To the Board of Directors and Stockholders of Genzyme Corporation:

        In our opinion, the accompanying combined balance sheets and the related combined statements of operations and of cash flows present fairly, in all material respects, the financial position of Genzyme General (as described in Note A) at December 31, 2001 and 2000, and the results of its operations and its cash flows for each of the three years in the period ended December 31, 2001 in conformity with accounting principles generally accepted in the United States of America. These financial statements are the responsibility of the Company's management; our responsibility is to express an opinion on these financial statements based on our audits. We conducted our audits of these statements in accordance with auditing standards generally accepted in the United States of America, which require that we plan and perform the audit to obtain reasonable assurance about whether the financial statements are free of material misstatement.
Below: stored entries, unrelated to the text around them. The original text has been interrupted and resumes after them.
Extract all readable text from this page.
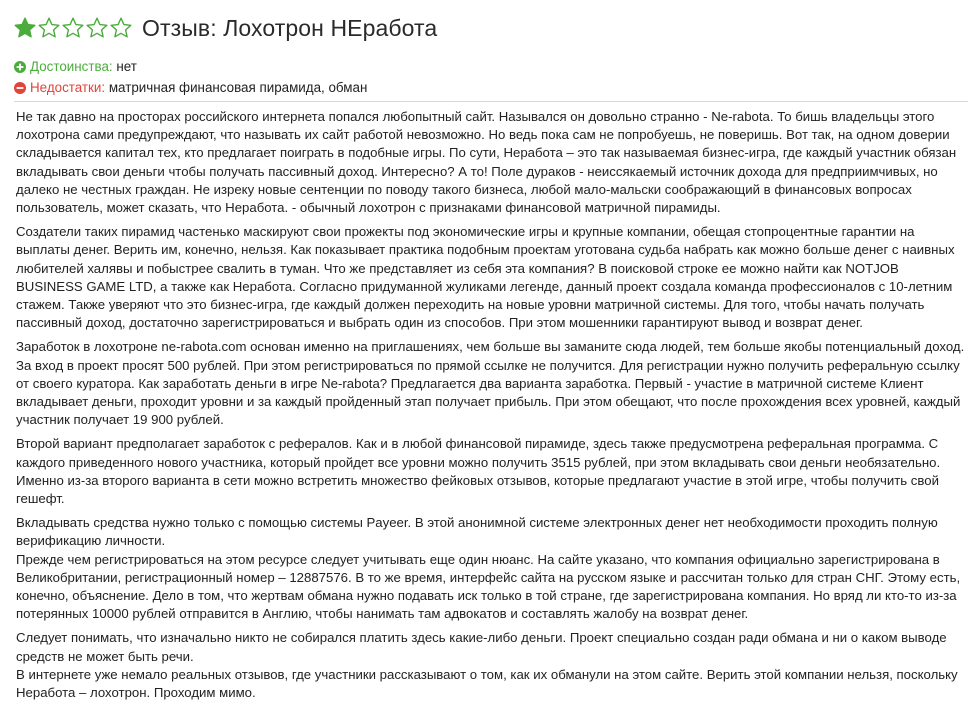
Отзыв: Лохотрон НЕработа
Достоинства:
нет
Недостатки:
матричная финансовая пирамида, обман

Не так давно на просторах российского интернета попался любопытный сайт. Назывался он довольно странно - Ne-rabota. То бишь владельцы этого лохотрона сами предупреждают, что называть их сайт работой невозможно. Но ведь пока сам не попробуешь, не поверишь. Вот так, на одном доверии складывается капитал тех, кто предлагает поиграть в подобные игры. По сути, Неработа – это так называемая бизнес-игра, где каждый участник обязан вкладывать свои деньги чтобы получать пассивный доход. Интересно? А то! Поле дураков - неиссякаемый источник дохода для предприимчивых, но далеко не честных граждан. Не изреку новые сентенции по поводу такого бизнеса, любой мало-мальски соображающий в финансовых вопросах пользователь, может сказать, что Неработа. - обычный лохотрон с признаками финансовой матричной пирамиды.

Создатели таких пирамид частенько маскируют свои прожекты под экономические игры и крупные компании, обещая стопроцентные гарантии на выплаты денег. Верить им, конечно, нельзя. Как показывает практика подобным проектам уготована судьба набрать как можно больше денег с наивных любителей халявы и побыстрее свалить в туман. Что же представляет из себя эта компания? В поисковой строке ее можно найти как NOTJOB BUSINESS GAME LTD, а также как Неработа. Согласно придуманной жуликами легенде, данный проект создала команда профессионалов с 10-летним стажем. Также уверяют что это бизнес-игра, где каждый должен переходить на новые уровни матричной системы. Для того, чтобы начать получать пассивный доход, достаточно зарегистрироваться и выбрать один из способов. При этом мошенники гарантируют вывод и возврат денег.

Заработок в лохотроне ne-rabota.com основан именно на приглашениях, чем больше вы заманите сюда людей, тем больше якобы потенциальный доход. За вход в проект просят 500 рублей. При этом регистрироваться по прямой ссылке не получится. Для регистрации нужно получить реферальную ссылку от своего куратора. Как заработать деньги в игре Ne-rabota? Предлагается два варианта заработка. Первый - участие в матричной системе Клиент вкладывает деньги, проходит уровни и за каждый пройденный этап получает прибыль. При этом обещают, что после прохождения всех уровней, каждый участник получает 19 900 рублей.

Второй вариант предполагает заработок с рефералов. Как и в любой финансовой пирамиде, здесь также предусмотрена реферальная программа. С каждого приведенного нового участника, который пройдет все уровни можно получить 3515 рублей, при этом вкладывать свои деньги необязательно. Именно из-за второго варианта в сети можно встретить множество фейковых отзывов, которые предлагают участие в этой игре, чтобы получить свой гешефт.

Вкладывать средства нужно только с помощью системы Payeer. В этой анонимной системе электронных денег нет необходимости проходить полную верификацию личности.
Прежде чем регистрироваться на этом ресурсе следует учитывать еще один нюанс. На сайте указано, что компания официально зарегистрирована в Великобритании, регистрационный номер – 12887576. В то же время, интерфейс сайта на русском языке и рассчитан только для стран СНГ. Этому есть, конечно, объяснение. Дело в том, что жертвам обмана нужно подавать иск только в той стране, где зарегистрирована компания. Но вряд ли кто-то из-за потерянных 10000 рублей отправится в Англию, чтобы нанимать там адвокатов и составлять жалобу на возврат денег.

Следует понимать, что изначально никто не собирался платить здесь какие-либо деньги. Проект специально создан ради обмана и ни о каком выводе средств не может быть речи.
В интернете уже немало реальных отзывов, где участники рассказывают о том, как их обманули на этом сайте. Верить этой компании нельзя, поскольку Неработа – лохотрон. Проходим мимо.
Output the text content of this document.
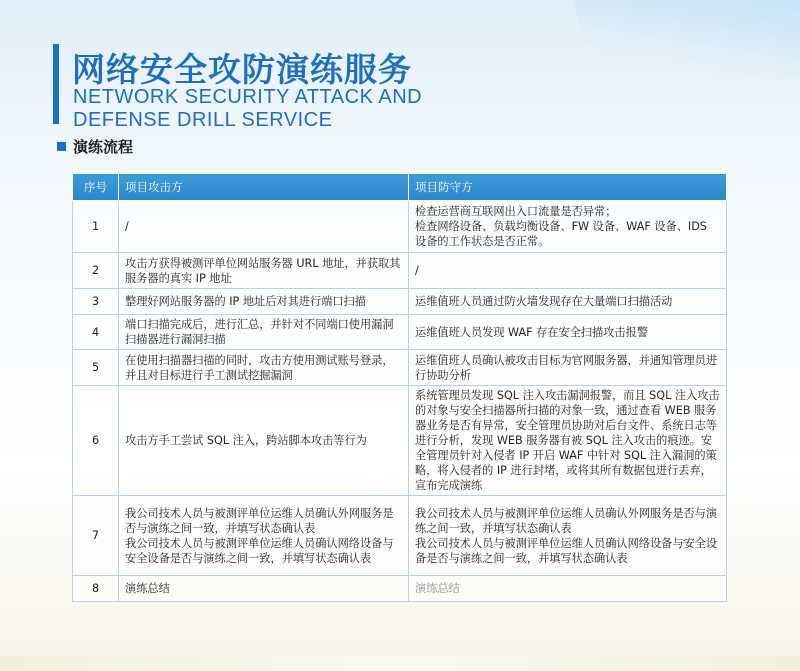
网络安全攻防演练服务
NETWORK SECURITY ATTACK AND DEFENSE DRILL SERVICE
演练流程
序号	项目攻击方	项目防守方
1	/	检查运营商互联网出入口流量是否异常；
检查网络设备、负载均衡设备、FW 设备、WAF 设备、IDS 设备的工作状态是否正常。
2	攻击方获得被测评单位网站服务器 URL 地址，并获取其服务器的真实 IP 地址	/
3	整理好网站服务器的 IP 地址后对其进行端口扫描	运维值班人员通过防火墙发现存在大量端口扫描活动
4	端口扫描完成后，进行汇总，并针对不同端口使用漏洞扫描器进行漏洞扫描	运维值班人员发现 WAF 存在安全扫描攻击报警
5	在使用扫描器扫描的同时，攻击方使用测试账号登录，并且对目标进行手工测试挖掘漏洞	运维值班人员确认被攻击目标为官网服务器，并通知管理员进行协助分析
6	攻击方手工尝试 SQL 注入，跨站脚本攻击等行为	系统管理员发现 SQL 注入攻击漏洞报警，而且 SQL 注入攻击的对象与安全扫描器所扫描的对象一致，通过查看 WEB 服务器业务是否有异常，安全管理员协助对后台文件、系统日志等进行分析，发现 WEB 服务器有被 SQL 注入攻击的痕迹。安全管理员针对入侵者 IP 开启 WAF 中针对 SQL 注入漏洞的策略，将入侵者的 IP 进行封堵，或将其所有数据包进行丢弃，宣布完成演练
7	我公司技术人员与被测评单位运维人员确认外网服务是否与演练之间一致，并填写状态确认表
我公司技术人员与被测评单位运维人员确认网络设备与安全设备是否与演练之间一致，并填写状态确认表	我公司技术人员与被测评单位运维人员确认外网服务是否与演练之间一致，并填写状态确认表
我公司技术人员与被测评单位运维人员确认网络设备与安全设备是否与演练之间一致，并填写状态确认表
8	演练总结	演练总结
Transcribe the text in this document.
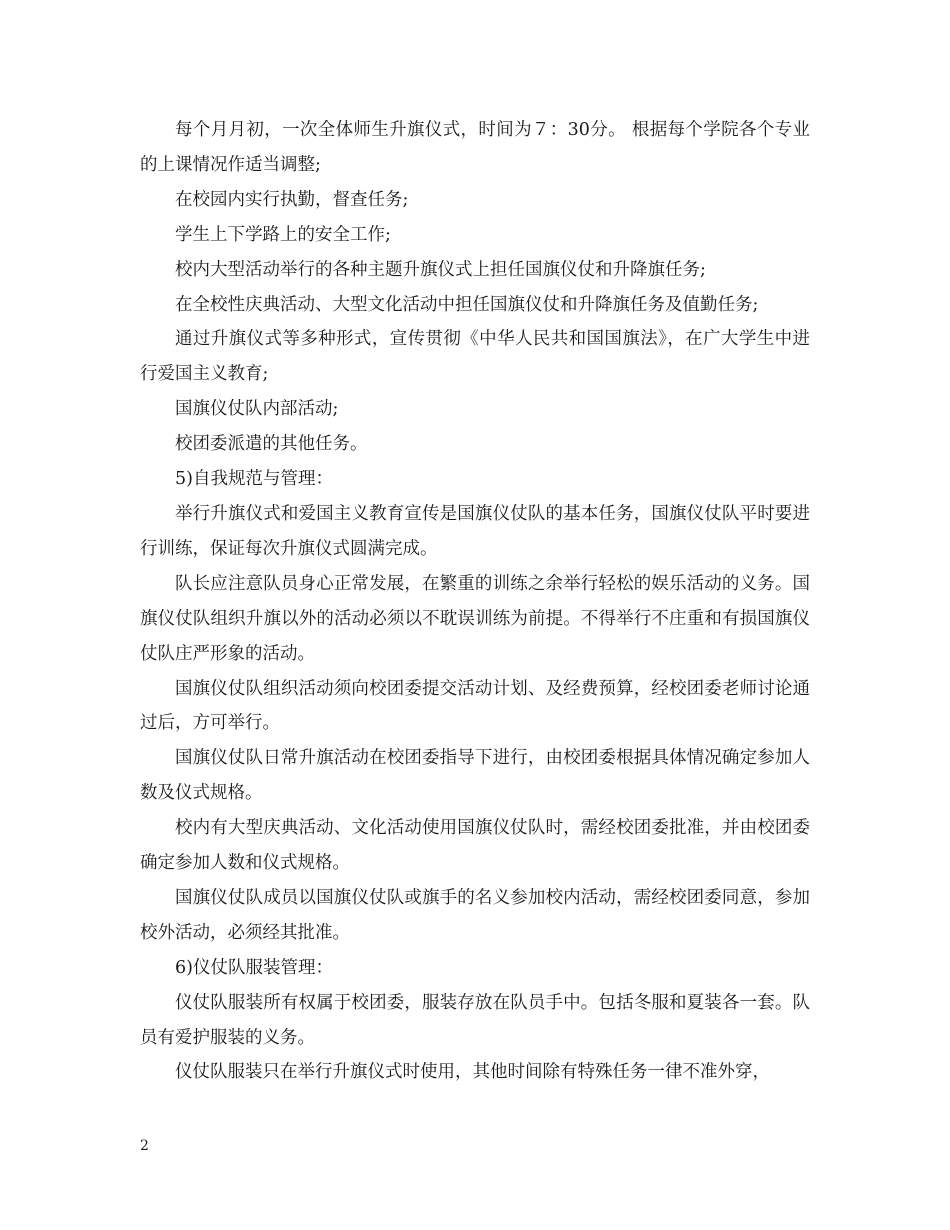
每个月月初，一次全体师生升旗仪式，时间为７：30分。 根据每个学院各个专业的上课情况作适当调整;

在校园内实行执勤，督查任务;

学生上下学路上的安全工作;

校内大型活动举行的各种主题升旗仪式上担任国旗仪仗和升降旗任务;

在全校性庆典活动、大型文化活动中担任国旗仪仗和升降旗任务及值勤任务;

通过升旗仪式等多种形式，宣传贯彻《中华人民共和国国旗法》，在广大学生中进行爱国主义教育;

国旗仪仗队内部活动;

校团委派遣的其他任务。

5)自我规范与管理：

举行升旗仪式和爱国主义教育宣传是国旗仪仗队的基本任务，国旗仪仗队平时要进行训练，保证每次升旗仪式圆满完成。

队长应注意队员身心正常发展，在繁重的训练之余举行轻松的娱乐活动的义务。国旗仪仗队组织升旗以外的活动必须以不耽误训练为前提。不得举行不庄重和有损国旗仪仗队庄严形象的活动。

国旗仪仗队组织活动须向校团委提交活动计划、及经费预算，经校团委老师讨论通过后，方可举行。

国旗仪仗队日常升旗活动在校团委指导下进行，由校团委根据具体情况确定参加人数及仪式规格。

校内有大型庆典活动、文化活动使用国旗仪仗队时，需经校团委批准，并由校团委确定参加人数和仪式规格。

国旗仪仗队成员以国旗仪仗队或旗手的名义参加校内活动，需经校团委同意，参加校外活动，必须经其批准。

6)仪仗队服装管理：

仪仗队服装所有权属于校团委，服装存放在队员手中。包括冬服和夏装各一套。队员有爱护服装的义务。

仪仗队服装只在举行升旗仪式时使用，其他时间除有特殊任务一律不准外穿，

2
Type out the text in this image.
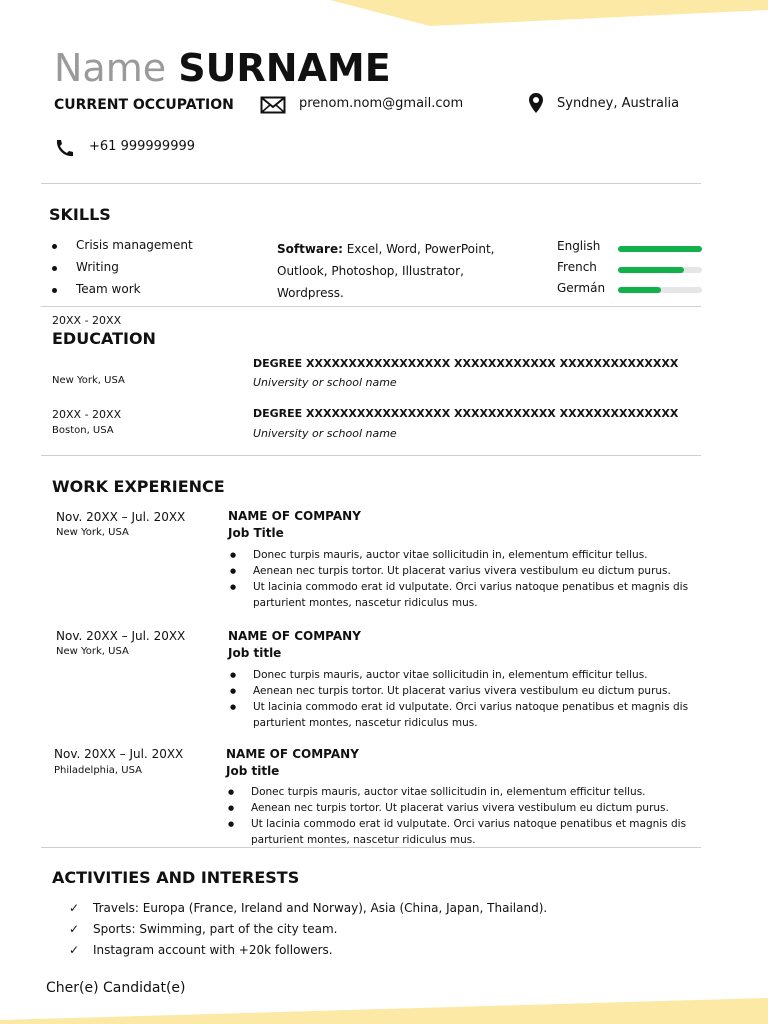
Name SURNAME
CURRENT OCCUPATION	prenom.nom@gmail.com	Syndney, Australia
+61 999999999
SKILLS
Crisis management
Writing
Team work
Software: Excel, Word, PowerPoint,
Outlook, Photoshop, Illustrator,
Wordpress.
English
French
Germán
20XX - 20XX
EDUCATION
New York, USA
DEGREE XXXXXXXXXXXXXXXXX XXXXXXXXXXXX XXXXXXXXXXXXXX
University or school name
20XX - 20XX
Boston, USA
DEGREE XXXXXXXXXXXXXXXXX XXXXXXXXXXXX XXXXXXXXXXXXXX
University or school name
WORK EXPERIENCE
Nov. 20XX – Jul. 20XX
New York, USA
NAME OF COMPANY
Job Title
● Donec turpis mauris, auctor vitae sollicitudin in, elementum efficitur tellus.
● Aenean nec turpis tortor. Ut placerat varius vivera vestibulum eu dictum purus.
● Ut lacinia commodo erat id vulputate. Orci varius natoque penatibus et magnis dis parturient montes, nascetur ridiculus mus.
Nov. 20XX – Jul. 20XX
New York, USA
NAME OF COMPANY
Job title
● Donec turpis mauris, auctor vitae sollicitudin in, elementum efficitur tellus.
● Aenean nec turpis tortor. Ut placerat varius vivera vestibulum eu dictum purus.
● Ut lacinia commodo erat id vulputate. Orci varius natoque penatibus et magnis dis parturient montes, nascetur ridiculus mus.
Nov. 20XX – Jul. 20XX
Philadelphia, USA
NAME OF COMPANY
Job title
● Donec turpis mauris, auctor vitae sollicitudin in, elementum efficitur tellus.
● Aenean nec turpis tortor. Ut placerat varius vivera vestibulum eu dictum purus.
● Ut lacinia commodo erat id vulputate. Orci varius natoque penatibus et magnis dis parturient montes, nascetur ridiculus mus.
ACTIVITIES AND INTERESTS
✓ Travels: Europa (France, Ireland and Norway), Asia (China, Japan, Thailand).
✓ Sports: Swimming, part of the city team.
✓ Instagram account with +20k followers.
Cher(e) Candidat(e)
An audit includes examining, on a test basis, evidence supporting the amounts and disclosures in the financial statements, assessing the accounting principles used and significant estimates made by management, and evaluating the overall financial statement presentation. We believe that our audits provide a reasonable basis for our opinion.

        As more fully described in Note A to these financial statements, Genzyme General is a division of Genzyme Corporation; accordingly, the combined financial statements of Genzyme General should be read in conjunction with the audited consolidated financial statements of Genzyme Corporation and Subsidiaries.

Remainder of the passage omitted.